An opening line: "Sometimes, Marie got a little drunk at work."
Simple. Effective comma usage. A+ in my book of excellent opening lines. It's not bold and definitive—"Marie gets drunk at work." Or toned down and giving the benefit of the doubt—"On occasion, when Caitlin is sleeping, Marie will have a drink while still technically on the job." It's ambiguity at its finest, urging you to read on and find out more about this "Marie."
What we find out about Marie: she's thirty years old; she just spent six years in prison for being an accessory to a bank robbery and murder. But Marie wasn't any part of that, really. She was just a young girl madly in love, dragged into that unfortunate business. On the day Marie is released from prison, no one is there waiting for her. With no one to turn to, she ends up on the doorstep of her childhood friend Ellen's brownstone and lands a job as nanny to Ellen's two-year-old daughter, Caitlin. What follows is a journey of ups, downs, and bad decisions as Marie runs off to Paris with Caitlin and Ellen's French novelist husband, Benoit Doniel, and makes her way across more than one continent with the titles "home-wrecker," "kidnapper," and "ex-con" chasing closely behind.

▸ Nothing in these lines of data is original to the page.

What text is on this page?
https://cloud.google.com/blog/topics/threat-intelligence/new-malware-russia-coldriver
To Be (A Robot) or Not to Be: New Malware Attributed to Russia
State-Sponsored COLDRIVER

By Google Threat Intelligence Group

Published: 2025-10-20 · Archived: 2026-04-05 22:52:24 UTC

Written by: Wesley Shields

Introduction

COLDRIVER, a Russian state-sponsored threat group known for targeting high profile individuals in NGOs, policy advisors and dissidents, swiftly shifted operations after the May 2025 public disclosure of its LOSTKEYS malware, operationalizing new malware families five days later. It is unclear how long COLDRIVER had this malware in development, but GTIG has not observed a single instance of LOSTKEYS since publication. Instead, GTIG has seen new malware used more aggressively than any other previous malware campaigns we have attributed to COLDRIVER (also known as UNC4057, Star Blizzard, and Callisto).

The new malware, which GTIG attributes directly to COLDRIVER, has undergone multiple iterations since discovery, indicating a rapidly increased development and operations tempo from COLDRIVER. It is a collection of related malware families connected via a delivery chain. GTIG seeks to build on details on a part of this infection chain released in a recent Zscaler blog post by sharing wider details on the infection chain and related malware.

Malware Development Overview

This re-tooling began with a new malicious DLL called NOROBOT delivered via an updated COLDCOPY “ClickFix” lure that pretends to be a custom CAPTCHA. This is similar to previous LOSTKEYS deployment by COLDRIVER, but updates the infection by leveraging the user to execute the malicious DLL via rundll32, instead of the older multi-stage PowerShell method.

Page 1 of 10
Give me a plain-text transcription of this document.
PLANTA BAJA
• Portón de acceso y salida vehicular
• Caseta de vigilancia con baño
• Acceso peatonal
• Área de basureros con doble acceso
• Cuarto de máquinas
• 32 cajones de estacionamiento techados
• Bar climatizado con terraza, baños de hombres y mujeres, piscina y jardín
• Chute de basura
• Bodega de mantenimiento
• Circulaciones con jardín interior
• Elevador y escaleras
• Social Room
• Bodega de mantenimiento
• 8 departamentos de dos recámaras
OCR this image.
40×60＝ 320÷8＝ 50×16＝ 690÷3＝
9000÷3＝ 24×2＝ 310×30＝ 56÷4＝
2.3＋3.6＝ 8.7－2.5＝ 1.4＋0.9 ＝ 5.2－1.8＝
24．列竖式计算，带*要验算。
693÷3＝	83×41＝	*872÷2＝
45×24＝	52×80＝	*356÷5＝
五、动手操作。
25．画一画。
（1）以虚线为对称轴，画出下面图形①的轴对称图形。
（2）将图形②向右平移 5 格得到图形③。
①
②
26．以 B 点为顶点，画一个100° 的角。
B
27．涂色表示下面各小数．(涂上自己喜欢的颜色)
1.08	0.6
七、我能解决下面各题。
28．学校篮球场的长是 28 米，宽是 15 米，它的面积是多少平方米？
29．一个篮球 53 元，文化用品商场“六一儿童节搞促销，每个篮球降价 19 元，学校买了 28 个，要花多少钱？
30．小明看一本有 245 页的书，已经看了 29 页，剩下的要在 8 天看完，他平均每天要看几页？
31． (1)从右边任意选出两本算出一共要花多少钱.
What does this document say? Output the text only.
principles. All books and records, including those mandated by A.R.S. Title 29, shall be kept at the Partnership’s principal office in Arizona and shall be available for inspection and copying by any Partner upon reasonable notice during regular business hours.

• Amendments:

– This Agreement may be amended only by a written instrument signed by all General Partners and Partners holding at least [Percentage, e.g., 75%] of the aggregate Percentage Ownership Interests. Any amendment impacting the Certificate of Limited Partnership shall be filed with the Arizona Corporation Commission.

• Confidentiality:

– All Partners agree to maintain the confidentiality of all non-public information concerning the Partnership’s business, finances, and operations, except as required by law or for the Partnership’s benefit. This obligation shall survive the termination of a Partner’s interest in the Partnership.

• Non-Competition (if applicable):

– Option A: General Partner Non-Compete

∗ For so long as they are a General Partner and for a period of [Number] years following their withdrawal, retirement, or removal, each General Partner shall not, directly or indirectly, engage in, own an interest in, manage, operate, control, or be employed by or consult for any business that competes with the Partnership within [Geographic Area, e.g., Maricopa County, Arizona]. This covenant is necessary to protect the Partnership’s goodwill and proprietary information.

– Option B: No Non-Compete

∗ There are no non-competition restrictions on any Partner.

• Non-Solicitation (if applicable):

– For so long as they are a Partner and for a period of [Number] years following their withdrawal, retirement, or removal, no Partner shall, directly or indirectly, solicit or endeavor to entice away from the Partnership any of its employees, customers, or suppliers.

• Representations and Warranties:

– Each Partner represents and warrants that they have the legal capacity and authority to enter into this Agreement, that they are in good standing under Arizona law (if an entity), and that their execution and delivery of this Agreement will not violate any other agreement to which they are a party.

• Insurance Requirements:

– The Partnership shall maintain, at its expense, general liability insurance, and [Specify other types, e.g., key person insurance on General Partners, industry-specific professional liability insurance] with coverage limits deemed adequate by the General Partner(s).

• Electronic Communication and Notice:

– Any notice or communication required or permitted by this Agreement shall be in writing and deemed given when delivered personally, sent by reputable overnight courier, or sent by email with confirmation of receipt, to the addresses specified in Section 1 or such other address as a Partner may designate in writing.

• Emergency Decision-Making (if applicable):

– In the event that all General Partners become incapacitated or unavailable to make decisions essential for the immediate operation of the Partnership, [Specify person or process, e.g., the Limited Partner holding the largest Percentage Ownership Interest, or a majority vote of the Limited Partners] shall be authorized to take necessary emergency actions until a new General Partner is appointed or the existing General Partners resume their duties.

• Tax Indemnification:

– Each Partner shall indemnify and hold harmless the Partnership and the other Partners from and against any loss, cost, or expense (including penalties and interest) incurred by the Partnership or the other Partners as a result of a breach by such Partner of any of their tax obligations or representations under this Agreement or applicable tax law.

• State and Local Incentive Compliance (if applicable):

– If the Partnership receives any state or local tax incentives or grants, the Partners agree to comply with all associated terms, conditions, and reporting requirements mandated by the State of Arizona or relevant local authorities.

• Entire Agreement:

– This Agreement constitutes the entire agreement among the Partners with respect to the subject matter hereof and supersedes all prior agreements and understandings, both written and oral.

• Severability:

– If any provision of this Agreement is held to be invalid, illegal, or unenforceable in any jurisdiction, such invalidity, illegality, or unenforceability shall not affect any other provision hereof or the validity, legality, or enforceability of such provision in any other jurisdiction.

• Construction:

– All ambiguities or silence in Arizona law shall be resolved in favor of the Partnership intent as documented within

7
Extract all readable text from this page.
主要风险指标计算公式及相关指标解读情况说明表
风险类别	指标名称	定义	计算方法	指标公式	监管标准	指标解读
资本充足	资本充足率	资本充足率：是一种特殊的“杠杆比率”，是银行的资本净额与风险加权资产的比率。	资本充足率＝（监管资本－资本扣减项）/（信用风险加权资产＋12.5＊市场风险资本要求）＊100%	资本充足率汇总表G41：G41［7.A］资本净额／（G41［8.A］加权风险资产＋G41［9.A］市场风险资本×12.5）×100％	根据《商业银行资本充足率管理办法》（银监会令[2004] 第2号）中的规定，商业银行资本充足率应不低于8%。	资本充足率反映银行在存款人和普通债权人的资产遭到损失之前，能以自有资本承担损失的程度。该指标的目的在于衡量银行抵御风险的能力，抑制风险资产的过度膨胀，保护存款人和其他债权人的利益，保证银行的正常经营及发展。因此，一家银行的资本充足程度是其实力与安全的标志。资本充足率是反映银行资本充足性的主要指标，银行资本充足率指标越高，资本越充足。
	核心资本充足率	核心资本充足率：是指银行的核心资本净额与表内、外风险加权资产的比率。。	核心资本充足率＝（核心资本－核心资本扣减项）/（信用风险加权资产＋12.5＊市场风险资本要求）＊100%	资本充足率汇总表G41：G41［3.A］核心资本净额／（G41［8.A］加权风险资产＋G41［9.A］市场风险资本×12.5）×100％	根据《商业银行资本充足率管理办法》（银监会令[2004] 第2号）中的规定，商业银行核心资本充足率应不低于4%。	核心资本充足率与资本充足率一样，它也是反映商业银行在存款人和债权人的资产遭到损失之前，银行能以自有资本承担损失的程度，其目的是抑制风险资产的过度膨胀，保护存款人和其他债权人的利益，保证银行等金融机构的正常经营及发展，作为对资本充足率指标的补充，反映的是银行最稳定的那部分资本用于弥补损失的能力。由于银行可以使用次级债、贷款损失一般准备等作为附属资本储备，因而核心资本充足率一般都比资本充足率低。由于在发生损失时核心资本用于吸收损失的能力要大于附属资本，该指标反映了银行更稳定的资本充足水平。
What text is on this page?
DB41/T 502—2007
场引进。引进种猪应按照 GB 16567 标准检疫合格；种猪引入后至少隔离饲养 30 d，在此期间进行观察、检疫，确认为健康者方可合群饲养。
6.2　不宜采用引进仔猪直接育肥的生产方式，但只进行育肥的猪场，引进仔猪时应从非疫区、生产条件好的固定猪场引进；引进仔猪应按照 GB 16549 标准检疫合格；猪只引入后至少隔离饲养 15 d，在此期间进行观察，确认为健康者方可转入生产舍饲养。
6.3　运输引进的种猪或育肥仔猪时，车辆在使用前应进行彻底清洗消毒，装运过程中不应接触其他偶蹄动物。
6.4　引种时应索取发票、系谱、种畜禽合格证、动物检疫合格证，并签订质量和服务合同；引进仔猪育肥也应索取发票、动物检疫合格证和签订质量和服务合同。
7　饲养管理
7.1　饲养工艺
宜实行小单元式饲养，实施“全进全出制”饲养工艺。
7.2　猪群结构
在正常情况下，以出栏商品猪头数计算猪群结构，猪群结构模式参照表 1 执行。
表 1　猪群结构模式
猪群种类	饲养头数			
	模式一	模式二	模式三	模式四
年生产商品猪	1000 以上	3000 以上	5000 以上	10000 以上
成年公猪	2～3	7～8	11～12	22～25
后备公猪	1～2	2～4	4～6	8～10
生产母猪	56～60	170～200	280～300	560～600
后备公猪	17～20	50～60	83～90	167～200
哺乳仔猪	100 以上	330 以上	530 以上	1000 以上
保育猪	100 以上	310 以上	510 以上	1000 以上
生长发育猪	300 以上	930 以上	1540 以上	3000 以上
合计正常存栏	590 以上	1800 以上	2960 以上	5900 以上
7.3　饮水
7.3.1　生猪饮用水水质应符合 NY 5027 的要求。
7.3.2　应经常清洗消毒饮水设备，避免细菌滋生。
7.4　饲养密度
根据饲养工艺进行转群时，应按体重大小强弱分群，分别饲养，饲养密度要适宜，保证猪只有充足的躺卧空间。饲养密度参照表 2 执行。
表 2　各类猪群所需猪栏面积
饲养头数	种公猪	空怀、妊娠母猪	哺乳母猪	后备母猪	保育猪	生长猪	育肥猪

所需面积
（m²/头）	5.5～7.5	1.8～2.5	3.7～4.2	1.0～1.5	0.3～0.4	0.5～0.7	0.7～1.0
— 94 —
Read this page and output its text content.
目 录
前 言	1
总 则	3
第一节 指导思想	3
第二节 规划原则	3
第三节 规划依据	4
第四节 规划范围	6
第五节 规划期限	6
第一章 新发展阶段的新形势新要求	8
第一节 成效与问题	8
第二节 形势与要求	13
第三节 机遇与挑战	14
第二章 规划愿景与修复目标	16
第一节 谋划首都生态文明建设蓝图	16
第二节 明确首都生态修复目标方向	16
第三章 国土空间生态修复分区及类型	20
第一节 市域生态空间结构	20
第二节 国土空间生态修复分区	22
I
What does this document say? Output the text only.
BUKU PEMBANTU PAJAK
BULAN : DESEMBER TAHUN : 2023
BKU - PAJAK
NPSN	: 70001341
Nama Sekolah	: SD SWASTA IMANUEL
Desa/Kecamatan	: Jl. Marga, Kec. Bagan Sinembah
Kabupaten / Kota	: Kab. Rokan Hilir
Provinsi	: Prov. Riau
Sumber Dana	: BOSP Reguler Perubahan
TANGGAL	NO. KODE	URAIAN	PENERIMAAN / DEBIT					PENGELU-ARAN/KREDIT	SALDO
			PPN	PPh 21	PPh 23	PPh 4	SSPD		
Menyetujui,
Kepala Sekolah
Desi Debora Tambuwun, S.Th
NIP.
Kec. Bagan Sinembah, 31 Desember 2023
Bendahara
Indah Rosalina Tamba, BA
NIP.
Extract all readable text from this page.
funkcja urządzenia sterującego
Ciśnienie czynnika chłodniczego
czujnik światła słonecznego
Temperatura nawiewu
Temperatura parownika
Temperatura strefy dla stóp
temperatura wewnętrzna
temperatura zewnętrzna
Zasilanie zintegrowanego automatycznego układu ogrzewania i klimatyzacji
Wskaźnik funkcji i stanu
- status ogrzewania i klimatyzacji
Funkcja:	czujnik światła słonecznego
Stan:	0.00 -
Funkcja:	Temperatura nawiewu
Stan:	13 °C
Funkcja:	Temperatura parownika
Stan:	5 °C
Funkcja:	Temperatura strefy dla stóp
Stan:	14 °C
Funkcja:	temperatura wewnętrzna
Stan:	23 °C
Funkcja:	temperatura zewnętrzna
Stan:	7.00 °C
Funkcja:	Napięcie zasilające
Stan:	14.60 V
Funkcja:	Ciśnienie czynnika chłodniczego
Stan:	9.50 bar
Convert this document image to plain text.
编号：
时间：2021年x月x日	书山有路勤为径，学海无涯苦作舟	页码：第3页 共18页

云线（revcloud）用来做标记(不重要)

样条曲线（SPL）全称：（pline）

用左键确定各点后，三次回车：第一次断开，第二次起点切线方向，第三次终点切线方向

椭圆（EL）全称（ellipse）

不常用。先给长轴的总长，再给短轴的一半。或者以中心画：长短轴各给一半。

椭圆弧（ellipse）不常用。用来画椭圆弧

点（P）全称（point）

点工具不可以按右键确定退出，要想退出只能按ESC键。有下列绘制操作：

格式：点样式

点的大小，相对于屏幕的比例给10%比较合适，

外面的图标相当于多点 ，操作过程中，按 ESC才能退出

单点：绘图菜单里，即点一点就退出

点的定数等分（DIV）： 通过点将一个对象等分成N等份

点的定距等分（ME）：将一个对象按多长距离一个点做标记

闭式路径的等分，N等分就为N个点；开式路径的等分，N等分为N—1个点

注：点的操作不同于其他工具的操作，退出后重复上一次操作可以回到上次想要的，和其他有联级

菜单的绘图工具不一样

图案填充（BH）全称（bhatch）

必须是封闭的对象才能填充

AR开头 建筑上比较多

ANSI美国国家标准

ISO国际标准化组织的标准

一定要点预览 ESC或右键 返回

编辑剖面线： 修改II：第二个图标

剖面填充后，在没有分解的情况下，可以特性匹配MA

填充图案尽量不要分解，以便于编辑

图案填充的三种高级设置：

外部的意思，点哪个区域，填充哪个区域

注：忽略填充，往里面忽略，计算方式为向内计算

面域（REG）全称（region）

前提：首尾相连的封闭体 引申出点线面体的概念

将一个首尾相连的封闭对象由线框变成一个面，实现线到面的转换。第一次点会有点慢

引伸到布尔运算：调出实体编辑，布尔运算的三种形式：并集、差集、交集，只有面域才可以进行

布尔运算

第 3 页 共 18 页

I couldn't really like Marie just because of how lazy and screwed up she is and how many stupid, selfish decisions she makes, but for some reason, I felt a bit of empathy for her. Not a ton, but enough to keep me interested in reading. Her dynamic with Caitlin is perhaps the most telling—Marie hasn't advanced much emotionally beyond a two-year-old. She does what she wants and takes what she wants without thinking her actions through, without weighing their consequences or considering their effect on others. She has a history of depending on people who are not strong enough to support even themselves, and inevitably, the dependent Marie is left to fend for herself. She's hopelessly immature, and her morale rollercoasters between high and low. But most importantly, Marie never lives with regret.
I easily read the first half of this book within a matter of an hour or two. Dermansky sucks you in quickly, and you're aching to know what happens next. But around page 130, I started to get bored with Marie and the places she was taking herself. It's like, the author finished the picture of Marie and then just kept painting on details that didn't add anything to the overall work. The places Marie went and the people she met didn't tell me anything I didn't already know; they just reinforced the story rather than adding to it. And for me, it got a little tired. By the end, I was more interested in wrapping up the plot rather than the character, because I had no faith that Marie would change.
But alas, a character-driven story has a character-driven ending, and I was left a bit unsatisfied. However, Marie remains the most finely-crafted fuck-up I've encountered in a long while.
Oh, and the cover art completely ROCKS.
Bad Marie was released by Harper Perennial on July 1st.
Review copy provided by the publisher (at BEA).